A criminal complaint says Thompson tried to share the information with others online. The 33-year-old, who lives in Seattle, had previously worked as a tech company software engineer for Amazon (AMZN) Web Services, the cloud hosting company that Capital One was using, the Justice Department said. She was able to gain access by exploiting a misconfigured web application firewall, according to a court filing.

Thompson was arrested Monday in connection with the breach, the Justice Department said. Thompson’s attorney could not be immediately reached for comment.

The Capital One hack

Capital One (COF) said the hack occurred March 22 and 23 and includes credit card applications as far back as 2005. The company indicated it fixed the vulnerability and said it is “unlikely that the information was used for fraud or disseminated by this individual.” However, the company is still investigating. “I sincerely apologize for the understandable worry this incident must be causing those affected and I am committed to making it right,” said Capital One (COF) CEO Richard Fairbank in a statement.

The breach affected around 100 million people in the United States and about 6 million people in Canada, according to Capital One.

However, “no credit card account numbers or log-in credentials were compromised and over 99% of Social Security numbers were not compromised,” the company noted.

Capital One said it will notify people affected by the breach and will make free credit monitoring and identity protection available.
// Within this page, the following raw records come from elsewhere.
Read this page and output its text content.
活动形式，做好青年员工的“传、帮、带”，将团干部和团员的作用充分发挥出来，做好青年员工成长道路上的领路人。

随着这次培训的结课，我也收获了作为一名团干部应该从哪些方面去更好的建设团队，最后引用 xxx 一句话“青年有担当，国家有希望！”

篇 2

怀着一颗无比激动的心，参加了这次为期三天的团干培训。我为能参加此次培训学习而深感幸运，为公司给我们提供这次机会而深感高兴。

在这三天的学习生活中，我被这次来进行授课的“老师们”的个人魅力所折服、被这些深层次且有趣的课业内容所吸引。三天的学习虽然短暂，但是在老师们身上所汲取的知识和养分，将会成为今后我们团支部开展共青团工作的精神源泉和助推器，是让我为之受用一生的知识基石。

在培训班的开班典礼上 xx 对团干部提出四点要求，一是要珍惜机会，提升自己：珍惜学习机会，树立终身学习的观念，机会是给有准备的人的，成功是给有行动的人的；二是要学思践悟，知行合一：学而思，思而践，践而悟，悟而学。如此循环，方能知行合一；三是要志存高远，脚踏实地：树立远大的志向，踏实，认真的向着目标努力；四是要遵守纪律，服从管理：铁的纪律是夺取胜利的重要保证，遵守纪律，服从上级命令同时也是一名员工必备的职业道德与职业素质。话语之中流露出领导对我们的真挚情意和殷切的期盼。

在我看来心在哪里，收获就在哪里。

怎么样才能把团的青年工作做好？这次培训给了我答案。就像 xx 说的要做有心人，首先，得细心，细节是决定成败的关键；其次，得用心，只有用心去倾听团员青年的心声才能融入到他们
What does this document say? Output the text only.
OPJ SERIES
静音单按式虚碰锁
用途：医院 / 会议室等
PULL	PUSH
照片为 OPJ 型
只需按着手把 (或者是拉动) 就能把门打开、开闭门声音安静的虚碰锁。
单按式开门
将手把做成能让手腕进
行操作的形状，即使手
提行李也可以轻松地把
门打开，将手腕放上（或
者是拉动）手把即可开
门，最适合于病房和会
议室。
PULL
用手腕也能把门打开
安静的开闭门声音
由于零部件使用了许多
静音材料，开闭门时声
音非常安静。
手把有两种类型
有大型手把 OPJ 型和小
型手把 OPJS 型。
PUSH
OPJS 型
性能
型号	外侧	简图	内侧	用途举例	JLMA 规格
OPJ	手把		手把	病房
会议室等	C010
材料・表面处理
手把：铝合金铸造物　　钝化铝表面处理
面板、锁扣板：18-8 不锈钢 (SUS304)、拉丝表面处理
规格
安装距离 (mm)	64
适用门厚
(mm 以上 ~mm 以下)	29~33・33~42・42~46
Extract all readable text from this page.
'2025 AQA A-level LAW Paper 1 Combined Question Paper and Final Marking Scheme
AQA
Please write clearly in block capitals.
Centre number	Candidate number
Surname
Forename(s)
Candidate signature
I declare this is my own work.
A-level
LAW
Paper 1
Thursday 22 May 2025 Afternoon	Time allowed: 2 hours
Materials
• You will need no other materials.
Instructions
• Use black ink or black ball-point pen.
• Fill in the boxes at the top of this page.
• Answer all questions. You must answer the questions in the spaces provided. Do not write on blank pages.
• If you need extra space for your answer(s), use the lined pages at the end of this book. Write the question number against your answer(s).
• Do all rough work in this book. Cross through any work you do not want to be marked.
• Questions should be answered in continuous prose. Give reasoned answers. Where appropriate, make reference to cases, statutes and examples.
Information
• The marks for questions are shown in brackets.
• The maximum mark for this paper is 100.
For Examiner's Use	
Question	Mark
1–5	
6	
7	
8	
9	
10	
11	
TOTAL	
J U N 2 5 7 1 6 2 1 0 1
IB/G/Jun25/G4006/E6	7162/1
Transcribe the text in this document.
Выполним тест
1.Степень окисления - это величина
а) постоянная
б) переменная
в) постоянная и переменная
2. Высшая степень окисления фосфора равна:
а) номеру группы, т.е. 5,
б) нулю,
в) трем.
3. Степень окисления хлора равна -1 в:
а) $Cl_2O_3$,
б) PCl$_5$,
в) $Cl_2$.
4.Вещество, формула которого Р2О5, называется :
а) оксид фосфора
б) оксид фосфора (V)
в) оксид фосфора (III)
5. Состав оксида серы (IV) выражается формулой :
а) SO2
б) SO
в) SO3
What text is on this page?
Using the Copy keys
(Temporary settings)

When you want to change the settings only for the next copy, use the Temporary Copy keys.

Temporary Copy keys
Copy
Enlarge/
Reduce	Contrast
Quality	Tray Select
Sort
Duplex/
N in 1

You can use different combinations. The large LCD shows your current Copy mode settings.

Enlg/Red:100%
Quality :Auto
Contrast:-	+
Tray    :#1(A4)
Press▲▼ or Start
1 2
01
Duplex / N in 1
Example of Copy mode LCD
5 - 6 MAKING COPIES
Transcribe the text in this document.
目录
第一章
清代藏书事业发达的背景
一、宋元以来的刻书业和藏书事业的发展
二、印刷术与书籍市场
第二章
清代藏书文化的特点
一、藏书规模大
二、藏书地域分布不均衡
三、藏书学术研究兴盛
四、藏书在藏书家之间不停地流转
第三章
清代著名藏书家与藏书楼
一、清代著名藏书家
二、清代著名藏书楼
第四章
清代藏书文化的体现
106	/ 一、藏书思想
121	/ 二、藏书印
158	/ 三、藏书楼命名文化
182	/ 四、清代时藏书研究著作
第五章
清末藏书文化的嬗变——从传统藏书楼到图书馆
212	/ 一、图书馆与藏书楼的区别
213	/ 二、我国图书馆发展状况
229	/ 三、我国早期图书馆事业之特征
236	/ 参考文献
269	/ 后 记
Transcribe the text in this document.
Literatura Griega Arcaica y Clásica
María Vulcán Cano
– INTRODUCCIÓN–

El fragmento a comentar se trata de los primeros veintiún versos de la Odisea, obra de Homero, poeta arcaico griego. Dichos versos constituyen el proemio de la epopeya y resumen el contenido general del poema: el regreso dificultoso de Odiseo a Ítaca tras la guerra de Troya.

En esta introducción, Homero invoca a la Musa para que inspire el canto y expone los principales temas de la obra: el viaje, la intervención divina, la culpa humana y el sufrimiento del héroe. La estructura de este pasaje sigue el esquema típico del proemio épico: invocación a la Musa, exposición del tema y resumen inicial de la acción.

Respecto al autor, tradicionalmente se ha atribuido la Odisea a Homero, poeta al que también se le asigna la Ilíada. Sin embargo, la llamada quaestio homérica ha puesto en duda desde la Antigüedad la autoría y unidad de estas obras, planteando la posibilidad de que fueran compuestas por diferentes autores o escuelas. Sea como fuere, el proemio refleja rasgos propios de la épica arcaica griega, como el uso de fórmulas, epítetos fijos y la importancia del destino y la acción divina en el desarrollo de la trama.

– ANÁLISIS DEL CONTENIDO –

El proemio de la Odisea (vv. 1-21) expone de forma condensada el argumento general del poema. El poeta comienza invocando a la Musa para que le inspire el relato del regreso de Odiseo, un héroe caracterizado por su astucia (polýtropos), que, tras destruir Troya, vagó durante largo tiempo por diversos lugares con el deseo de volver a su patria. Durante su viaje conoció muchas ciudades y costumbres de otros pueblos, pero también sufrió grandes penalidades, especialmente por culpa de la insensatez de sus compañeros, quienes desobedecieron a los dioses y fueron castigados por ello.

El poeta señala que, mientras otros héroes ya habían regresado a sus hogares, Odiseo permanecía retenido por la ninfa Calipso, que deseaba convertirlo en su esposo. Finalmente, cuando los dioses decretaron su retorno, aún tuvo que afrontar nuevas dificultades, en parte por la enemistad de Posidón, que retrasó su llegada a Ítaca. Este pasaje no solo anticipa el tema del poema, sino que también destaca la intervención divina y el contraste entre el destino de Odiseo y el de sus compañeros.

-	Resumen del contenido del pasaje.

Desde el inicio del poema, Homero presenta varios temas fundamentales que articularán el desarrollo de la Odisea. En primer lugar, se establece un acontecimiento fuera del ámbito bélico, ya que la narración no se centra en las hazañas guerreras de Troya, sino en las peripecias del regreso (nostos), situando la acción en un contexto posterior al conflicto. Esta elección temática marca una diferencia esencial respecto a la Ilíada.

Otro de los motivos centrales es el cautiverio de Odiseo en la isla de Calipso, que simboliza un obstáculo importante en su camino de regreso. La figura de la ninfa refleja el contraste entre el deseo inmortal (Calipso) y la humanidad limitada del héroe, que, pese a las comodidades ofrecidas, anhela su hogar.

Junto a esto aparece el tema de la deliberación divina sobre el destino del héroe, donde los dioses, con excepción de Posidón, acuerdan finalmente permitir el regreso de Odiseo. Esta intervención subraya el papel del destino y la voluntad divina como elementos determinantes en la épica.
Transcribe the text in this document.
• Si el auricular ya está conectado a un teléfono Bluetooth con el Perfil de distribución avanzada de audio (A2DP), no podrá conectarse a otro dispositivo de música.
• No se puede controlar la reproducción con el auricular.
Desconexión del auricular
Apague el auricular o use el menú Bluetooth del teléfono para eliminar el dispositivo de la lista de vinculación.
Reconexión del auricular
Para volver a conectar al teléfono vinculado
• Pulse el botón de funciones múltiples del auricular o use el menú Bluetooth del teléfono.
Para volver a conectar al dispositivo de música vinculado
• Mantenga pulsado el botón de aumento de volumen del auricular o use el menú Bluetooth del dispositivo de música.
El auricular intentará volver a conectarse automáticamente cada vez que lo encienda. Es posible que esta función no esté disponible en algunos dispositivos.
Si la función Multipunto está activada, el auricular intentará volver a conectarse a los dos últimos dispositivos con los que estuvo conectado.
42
The company expects to incur between $100 million and $150 million in costs related to the hack, including customer notifications, credit monitoring, tech costs and legal support due to the hack.

Capital One’s stock was down 5% in premarket trading Tuesday.

How Capital One got hacked

The criminal complaint against Thompson paints a picture of a less-than-careful suspect.

Thompson posted the information on GitHub, using her full first, middle and last name, the complaint says. She also boasted on social media that she had Capital One information.

In a channel on Slack, a chat service often used by businesses as well as other groups, Thompson explained the method she used to break into Capital One, the Justice Department alleges. She claimed to use a special command to extract files in a Capital One directory stored on Amazon’s servers.

“I wanna get it off my server that’s why Im archiving all of it lol,” Thompson allegedly posted on Slack. One person was alarmed by what Thompson found, writing that the information was “sketchy,” adding, “don’t go to jail plz.”

Thompson made little effort to disguise her identity. She allegedly used the screen name “erratic” on Slack, which was the same handle she used on a Twitter account and a Meetup chatroom page.

The FBI special agent who investigated Thompson believes Thompson tweeted that she wanted to distribute Social Security numbers along with full names and dates of birth.

One person who saw the information on GitHub notified Capital One of the “leaked data” belonging to the company. Capital One notified the FBI, and an agent searched Thompson’s residence on Monday. They found devices in her possession that reference Capital One and Amazon as well as other entities that may have been targets of attempted — or actual – breaches.

The complaint indicates Thompson “recognizes that she has acted illegally.”